The Book That Matters Most: A Novel
by Ann Hood
The Book that Matters Most (6/20/2016)
I read this as an ARC and was not disappointed. Anne Hood delivers a thoughtful and well-plotted novel that travels some familiar territory that should please her fans. Providence and Paris again feature in the action and are wonderful supporting players. The terrain of the book group is quite familiar - I lead discussion groups - and is authentically communicated. (What lengths we facilitators will go to with garb and gourmet treats to draw out the introvert bookworm!)

The many sides of grief are laid out for the reader to choose from for engaging with empathy.
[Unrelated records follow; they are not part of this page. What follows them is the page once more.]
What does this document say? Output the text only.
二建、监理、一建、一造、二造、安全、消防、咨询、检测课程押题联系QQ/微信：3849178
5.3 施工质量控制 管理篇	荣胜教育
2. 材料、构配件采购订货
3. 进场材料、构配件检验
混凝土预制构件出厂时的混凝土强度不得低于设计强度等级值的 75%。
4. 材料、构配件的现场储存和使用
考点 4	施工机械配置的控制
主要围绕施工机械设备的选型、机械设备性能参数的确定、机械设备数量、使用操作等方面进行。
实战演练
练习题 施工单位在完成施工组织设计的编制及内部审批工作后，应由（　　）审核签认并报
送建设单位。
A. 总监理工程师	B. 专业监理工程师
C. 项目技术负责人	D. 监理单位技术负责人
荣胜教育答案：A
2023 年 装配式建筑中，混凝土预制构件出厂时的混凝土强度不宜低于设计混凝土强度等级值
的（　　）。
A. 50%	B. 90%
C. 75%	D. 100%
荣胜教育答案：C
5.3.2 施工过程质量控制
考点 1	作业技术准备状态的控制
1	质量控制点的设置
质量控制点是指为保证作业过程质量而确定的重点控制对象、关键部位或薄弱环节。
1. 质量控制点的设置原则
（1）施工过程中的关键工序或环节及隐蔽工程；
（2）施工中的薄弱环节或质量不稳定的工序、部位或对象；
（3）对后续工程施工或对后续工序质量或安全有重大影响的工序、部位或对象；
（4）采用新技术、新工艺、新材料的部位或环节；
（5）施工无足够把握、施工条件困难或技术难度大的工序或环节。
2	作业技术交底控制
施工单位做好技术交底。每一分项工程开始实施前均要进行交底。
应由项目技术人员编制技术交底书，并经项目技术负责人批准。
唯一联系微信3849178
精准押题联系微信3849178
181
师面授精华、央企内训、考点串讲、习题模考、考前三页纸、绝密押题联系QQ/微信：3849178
The classic mother-daughter dynamic is explored and there is a depth of understanding exhibited in these pages that is truly heartbreaking. The terrifying world of addiction and the youthful vulnerability to predators is as horrifying as the forest of grief. You may not like these characters but you will not be able to look away.

As for the power of books, Hood gives us a classic list of choices to beef up our own reading lists and doses her novel quite masterfully with the most alluring of literary devices and themes of each. And what tragic story does not crave a redemptive happy ending?

Elegantly drawn characters and the strong sense of place, added to my reading groups' familiarity with the nearby setting of Providence, will seed our book discussion with many piquant questions.